5. Классовость античного реализма и его вульгарный характер
античный реализм, начиная со второй половины V века, с усиления рабства, роста
города за счет деревни, с расцвета так называемой демократии, характеризуется,
во-первых, тем, что заложен на мифе и питается метафоричностью, в которую только
вкладывает новое, классовое осмысление; во-вторых, этот реализм никогда не
бывает высоким, серьезным, а всегда низменным и комическим; в-третьих, его
носителем оказывается только низший класс. Сама "реалистическая" метафористика
бытует в фольклоре задолго до того, как попадает в литературу, она еще лишена
положительной или отрицательной характеристики (например, 'быстроногий' - эпитет
солнца, который в приложении к Ахиллу получает положительный оттенок, к Долону -
отрицательный); ее "реалистичность" выражается только в том, что она уточняет
космический образ в его применении к какому-нибудь явлению реальности. Новое
качество, которое получает метафора в классовом обществе, - это смысловое
содержание, противоречащее прежней ее семантике, но формально совпадающее с нею.
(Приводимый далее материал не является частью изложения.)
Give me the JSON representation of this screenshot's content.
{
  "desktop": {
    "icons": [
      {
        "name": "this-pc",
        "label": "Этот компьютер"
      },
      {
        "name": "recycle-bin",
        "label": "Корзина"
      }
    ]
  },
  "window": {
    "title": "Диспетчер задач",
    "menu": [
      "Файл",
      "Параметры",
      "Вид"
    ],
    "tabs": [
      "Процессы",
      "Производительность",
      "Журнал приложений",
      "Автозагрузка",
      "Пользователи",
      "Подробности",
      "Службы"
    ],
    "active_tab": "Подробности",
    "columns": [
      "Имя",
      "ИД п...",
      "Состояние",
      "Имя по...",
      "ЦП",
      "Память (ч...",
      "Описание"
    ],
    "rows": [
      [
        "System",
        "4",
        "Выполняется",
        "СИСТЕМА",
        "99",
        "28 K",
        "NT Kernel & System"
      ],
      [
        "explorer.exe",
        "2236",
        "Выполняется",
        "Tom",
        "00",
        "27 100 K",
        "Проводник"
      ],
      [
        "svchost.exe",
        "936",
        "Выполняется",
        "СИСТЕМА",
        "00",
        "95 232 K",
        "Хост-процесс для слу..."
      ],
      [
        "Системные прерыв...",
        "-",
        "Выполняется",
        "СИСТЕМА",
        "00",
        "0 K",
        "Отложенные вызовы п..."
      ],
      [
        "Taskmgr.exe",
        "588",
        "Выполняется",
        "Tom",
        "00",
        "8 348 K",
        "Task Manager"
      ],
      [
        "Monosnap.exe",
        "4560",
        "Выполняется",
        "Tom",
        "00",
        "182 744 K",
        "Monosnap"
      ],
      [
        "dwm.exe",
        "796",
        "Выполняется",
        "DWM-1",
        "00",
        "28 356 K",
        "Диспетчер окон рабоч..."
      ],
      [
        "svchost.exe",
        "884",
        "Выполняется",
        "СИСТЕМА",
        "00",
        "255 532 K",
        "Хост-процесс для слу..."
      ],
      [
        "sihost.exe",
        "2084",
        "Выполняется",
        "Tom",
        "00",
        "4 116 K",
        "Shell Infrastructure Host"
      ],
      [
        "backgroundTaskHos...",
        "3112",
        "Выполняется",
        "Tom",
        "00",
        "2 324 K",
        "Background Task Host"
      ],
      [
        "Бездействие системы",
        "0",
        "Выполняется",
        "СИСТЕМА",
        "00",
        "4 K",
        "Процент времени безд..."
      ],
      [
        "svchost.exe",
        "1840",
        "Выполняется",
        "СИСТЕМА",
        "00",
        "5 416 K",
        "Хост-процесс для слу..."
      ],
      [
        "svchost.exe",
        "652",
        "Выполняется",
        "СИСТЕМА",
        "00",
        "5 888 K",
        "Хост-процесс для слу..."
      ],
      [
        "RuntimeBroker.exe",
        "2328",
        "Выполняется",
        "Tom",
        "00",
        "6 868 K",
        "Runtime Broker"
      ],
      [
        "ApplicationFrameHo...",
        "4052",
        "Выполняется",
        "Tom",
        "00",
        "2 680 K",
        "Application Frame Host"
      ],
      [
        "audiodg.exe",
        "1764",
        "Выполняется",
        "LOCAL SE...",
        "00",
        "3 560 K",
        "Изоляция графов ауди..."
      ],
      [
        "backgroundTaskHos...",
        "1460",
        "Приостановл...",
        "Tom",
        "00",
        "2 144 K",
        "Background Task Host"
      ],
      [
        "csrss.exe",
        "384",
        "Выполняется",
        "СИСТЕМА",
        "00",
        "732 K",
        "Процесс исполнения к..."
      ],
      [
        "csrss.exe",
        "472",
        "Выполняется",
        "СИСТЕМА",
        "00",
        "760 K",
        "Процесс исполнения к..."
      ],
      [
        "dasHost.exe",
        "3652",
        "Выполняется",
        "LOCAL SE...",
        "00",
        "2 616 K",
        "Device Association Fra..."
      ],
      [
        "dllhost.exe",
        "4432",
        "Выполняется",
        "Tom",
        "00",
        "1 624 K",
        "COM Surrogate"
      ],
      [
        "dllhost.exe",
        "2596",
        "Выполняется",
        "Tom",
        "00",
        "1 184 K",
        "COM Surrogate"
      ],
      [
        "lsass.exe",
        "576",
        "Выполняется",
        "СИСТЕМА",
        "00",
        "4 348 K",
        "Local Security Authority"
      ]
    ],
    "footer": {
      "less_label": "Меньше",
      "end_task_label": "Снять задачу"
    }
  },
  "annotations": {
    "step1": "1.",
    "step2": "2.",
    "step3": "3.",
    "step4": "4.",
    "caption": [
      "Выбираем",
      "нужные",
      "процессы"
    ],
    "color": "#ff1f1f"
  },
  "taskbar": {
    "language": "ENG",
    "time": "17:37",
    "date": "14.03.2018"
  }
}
Мышление древних рабовладельцев не столько консервативно, сколько лишено
самостоятельности и беспомощно в выработке новых творческих путей; это сознание
еще молодого человечества, только что вышедшего из примитивных социальных норм,
еще слепо идущего за доставшимся ему наследием, поразительно прогрессивного для
своего исторического возраста, особенно по сравнению с сознанием предшествующего
ему общества. Весь его идеологический материал представляет достояние
доклассового мировоззрения, из него состоит, в частности, вся литературная
фактура. Но в античном обществе происходит процесс перевода метафорного наследия
из фольклорного безличия в классово-окрашенную спецификацию литературного
явления, новое мышление, используя старое наследие и оставаясь ему верным в
тщательном следовании его структуре, непроизвольно специфицирует его своей новой
интерпретацией. Так получается, что древняя метафористика,
272
оставаясь в нетронутом виде, по существу совершенно изменена. Но именно здесь, в
античном обществе, она и получает ту реалистическую наружность, которая потом
передается литературной традицией в феодальную эпоху и дальше; нам приходится
делать усилие анатома, чтоб снять с нее верхний покров и убедиться, что мы сами
навязываем ей ту природу, которую она получила вполне условно. Мы уже знаем
Зевса в роли паразита, богов-воров, совершающих небесные кражи, святых
грабителей и разбойников, культовых и божественных дураков и т.д. Социальная
значимость этих метафор, ничего дурного не представляющих ни в 'воровстве', ни в
'глупости', ни в 'паразитстве' (слова сами по себе вообще ничего не значат ни
дурного, ни хорошего), получается в результате классового осмысления, в них
вкладываемого, и уже отсюда - их жанровая комико-реалистическая спецификация.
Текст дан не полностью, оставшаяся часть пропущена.